My sister, Ruth, and I enjoyed our foray into Vermont yesterday, primarily because we were able to witness our niece’s graduation from Champlain Valley Union High School.
On the way home we spied the Vermont Capital Building dome from I-89 and exited to get a closer look (and find something to drink). It is a tiny building compared to others we have seen, including Rhode Island, Pennsylvania, New York, Massachusetts, Connecticut, Maine, South Carolina, Alabama, Illinois, Kansas, Wisconsin, to name a few.
This has piqued my interest in local historic sites and I’ve decided I want to visit at least two this summer before I leave New England again: The Fells in Newbury, NH; and the Plymouth Notch Historic District in Vermont.
From The Fells website:
The Fells Historic Estate & Gardens is one of New England’s finest examples of an early 20th-century summer estate. Come and discover 83.5 conserved acres of beauty and tranquility; learn the legacy of its founder, diplomat and statesman John Milton Hay, during historic guided tours of the 22-room Colonial Revival home; explore forest succession and nature’s diversity while walking woodland trails; and enjoy the renowned gardens.
I do enjoy gardens, but even more I’m looking forward to visiting the house:
May 28-October 10, Main House Exhibit Gallery, open during Main House hours
John Milton Hay was appointed Secretary of State in President William McKinley’s Cabinet. He continued in office under President Theodore Roosevelt following McKinley’s assassination in 1901 and served until his death in office on July 1, 1905. He was instrumental in taking the U.S. onto the theater of world politics by bartering an agreement to limit European influence in Asia, negotiating the Panama Canal Treaty, the Alaskan Boundary Dispute, and the Venezuelan Crisis. Get to know John Milton Hay, and how his early life prepared him to be a statesman and helped shape his accomplishments.

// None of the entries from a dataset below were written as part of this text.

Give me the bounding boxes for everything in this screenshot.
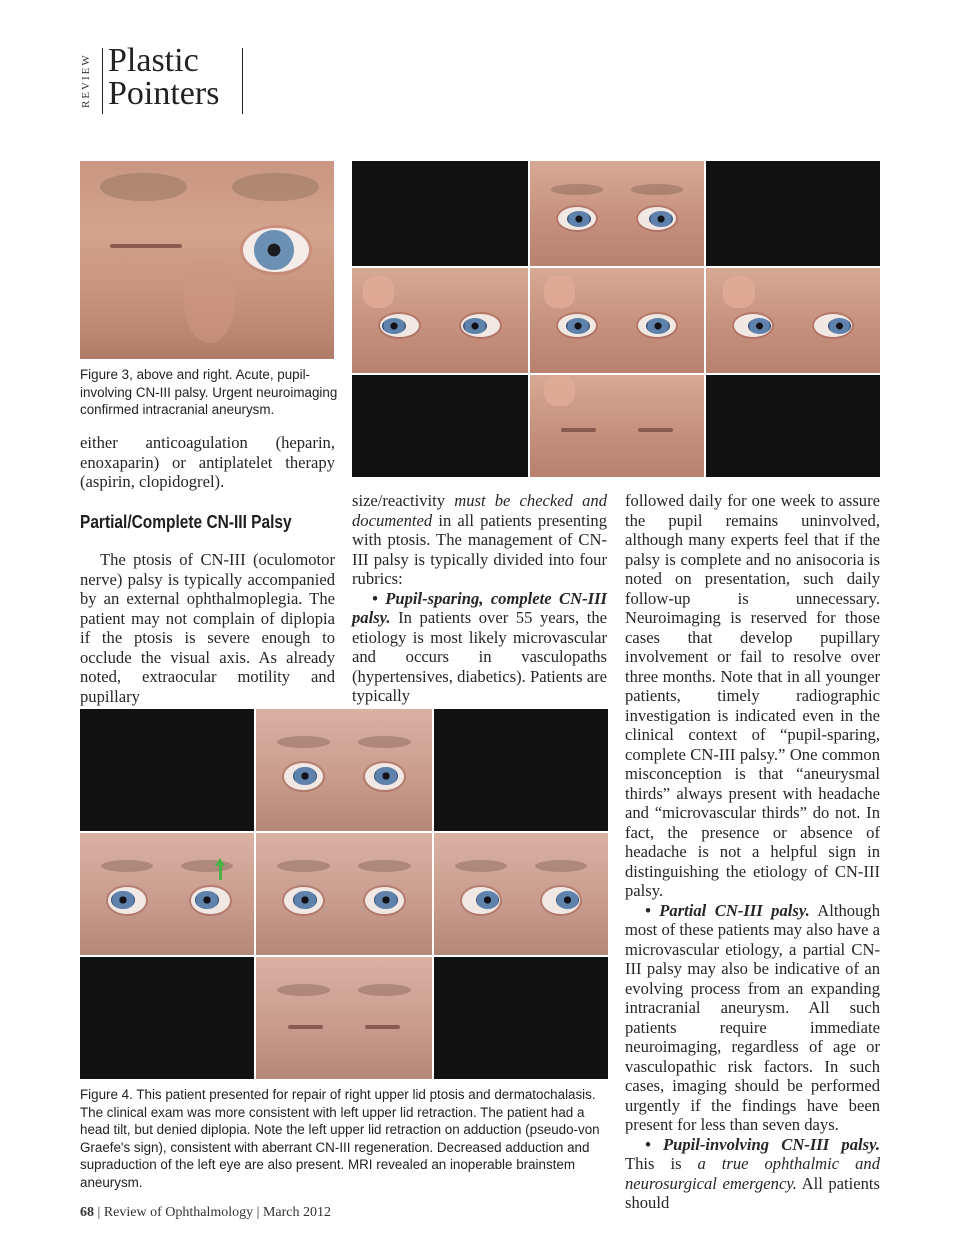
grid-black-cell bbox=[352, 161, 528, 266]
section-title-line1: Plastic bbox=[108, 42, 199, 79]
bullet-paragraph bbox=[625, 901, 880, 1135]
text-run: Although most of these patients may also have a microvascular etiology, a partial CN-III palsy may also be indicative of an evolving process from an expanding intracranial aneurysm. All such patients require immediate neuroimaging, regardless of age or vasculopathic risk factors. In such cases, imaging should be performed urgently if the findings have been present for less than seven days. bbox=[625, 900, 880, 1134]
gaze-photo-down bbox=[530, 375, 704, 477]
page-footer bbox=[80, 1205, 331, 1221]
article-col2 bbox=[352, 491, 607, 706]
figure3-gaze-grid bbox=[352, 161, 880, 477]
gaze-photo-up bbox=[256, 709, 432, 831]
gaze-photo-primary bbox=[530, 268, 704, 373]
masthead-rule-left bbox=[102, 48, 103, 114]
bullet-paragraph bbox=[352, 589, 607, 706]
bullet-label: • Pupil-involving CN-III palsy. bbox=[645, 1134, 880, 1154]
issue-date: March 2012 bbox=[262, 1205, 331, 1220]
masthead-rule-right bbox=[242, 48, 243, 114]
figure3-main-photo bbox=[80, 161, 334, 359]
text-run: All patients should bbox=[625, 1173, 880, 1212]
article-col1-body bbox=[80, 550, 335, 706]
text-run: In patients over 55 years, the etiology is most likely microvascular and occurs in vasculopaths (hypertensives, diabetics). Patients are typically bbox=[352, 608, 607, 705]
grid-black-cell bbox=[352, 375, 528, 477]
publication-name: Review of Ophthalmology bbox=[103, 1205, 254, 1220]
arrow-icon bbox=[219, 864, 222, 880]
grid-black-cell bbox=[80, 957, 254, 1079]
paragraph: either anticoagulation (heparin, enoxaparin) or antiplatelet therapy (aspirin, clopidogrel). bbox=[80, 433, 335, 491]
gaze-photo-up bbox=[530, 161, 704, 266]
grid-black-cell bbox=[80, 709, 254, 831]
footer-separator: | bbox=[256, 1205, 260, 1220]
section-heading: Partial/Complete CN-III Palsy bbox=[80, 512, 292, 532]
grid-black-cell bbox=[434, 709, 608, 831]
gaze-photo-primary bbox=[256, 833, 432, 955]
gaze-photo-right bbox=[80, 833, 254, 955]
gaze-photo-left bbox=[706, 268, 880, 373]
emphasis-text: must be checked and documented bbox=[352, 491, 607, 530]
text-run: size/reactivity bbox=[352, 491, 455, 510]
section-title-line2: Pointers bbox=[108, 75, 220, 112]
article-col1-intro bbox=[80, 433, 335, 492]
gaze-photo-down bbox=[256, 957, 432, 1079]
text-run: in all patients presenting with ptosis. The management of CN-III palsy is typically divided into four rubrics: bbox=[352, 510, 607, 588]
paragraph: The ptosis of CN-III (oculomotor nerve) palsy is typically accompanied by an external ophthalmoplegia. The patient may not complain of diplopia if the ptosis is severe enough to occlude the visual axis. As already noted, extraocular motility and pupillary bbox=[80, 550, 335, 706]
grid-black-cell bbox=[706, 161, 880, 266]
footer-separator: | bbox=[97, 1205, 101, 1220]
section-tag: REVIEW bbox=[80, 53, 92, 109]
paragraph: followed daily for one week to assure the pupil remains uninvolved, although many experts feel that if the palsy is complete and no anisocoria is noted on presentation, such daily follow-up is unnecessary. Neuroimaging is reserved for those cases that develop pupillary involvement or fail to resolve over three months. Note that in all younger patients, timely radiographic investigation is indicated even in the clinical context of “pupil-sparing, complete CN-III palsy.” One common misconception is that “aneurysmal thirds” always present with headache and “microvascular thirds” do not. In fact, the presence or absence of headache is not a helpful sign in distinguishing the etiology of CN-III palsy. bbox=[625, 491, 880, 900]
bullet-label: • Partial CN-III palsy. bbox=[645, 900, 810, 920]
emphasis-text: a true ophthalmic and neurosurgical emergency. bbox=[625, 1154, 880, 1193]
figure4-gaze-grid bbox=[80, 709, 608, 1079]
figure3-caption: Figure 3, above and right. Acute, pupil-involving CN-III palsy. Urgent neuroimaging confirmed intracranial aneurysm. bbox=[80, 367, 338, 417]
grid-black-cell bbox=[706, 375, 880, 477]
figure4-caption: Figure 4. This patient presented for repair of right upper lid ptosis and dermatochalasis. The clinical exam was more consistent with left upper lid retraction. The patient had a head tilt, but denied diplopia. Note the left upper lid retraction on adduction (pseudo-von Graefe's sign), consistent with aberrant CN-III regeneration. Decreased adduction and supraduction of the left eye are also present. MRI revealed an inoperable brainstem aneurysm. bbox=[80, 1087, 600, 1190]
paragraph bbox=[352, 491, 607, 589]
page-number: 68 bbox=[80, 1205, 94, 1220]
gaze-photo-right bbox=[352, 268, 528, 373]
text-run: This is bbox=[625, 1154, 698, 1173]
article-col3 bbox=[625, 491, 880, 1213]
grid-black-cell bbox=[434, 957, 608, 1079]
bullet-paragraph bbox=[625, 1135, 880, 1213]
bullet-label: • Pupil-sparing, complete CN-III palsy. bbox=[352, 588, 607, 627]
section-title bbox=[108, 44, 219, 110]
gaze-photo-left bbox=[434, 833, 608, 955]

Plymouth Notch is the birthplace of Calvin Coolidge, our 30th president, a man I admire. From the website:
The Plymouth Notch Historic District
Plymouth Notch, Vermont is the birthplace and boyhood home of Calvin Coolidge, 30th President of the United States. The village is virtually unchanged since the early 20th century. The homes of Calvin Coolidge’s family and neighbors, the community church, cheese factory, one-room schoolhouse, and general store have been carefully preserved, and many of the buildings have their original furnishings. The President is buried in the town cemetery. A National Historic Landmark and listed on the National Register of Historic Places, the village has been designated as the “Plymouth Notch Historic District” and is owned and operated by the Vermont Division for Historic Preservation. The site’s office, located in the Aldrich House, is open weekdays, year-round and has exhibits especially designed for winter visitors.
I’ll have to take separate trips because they are in opposite directions from where I am, and I think it would be best to plan to spend a day on each. It would be even better if I was able to visit with a fellow enthusiast.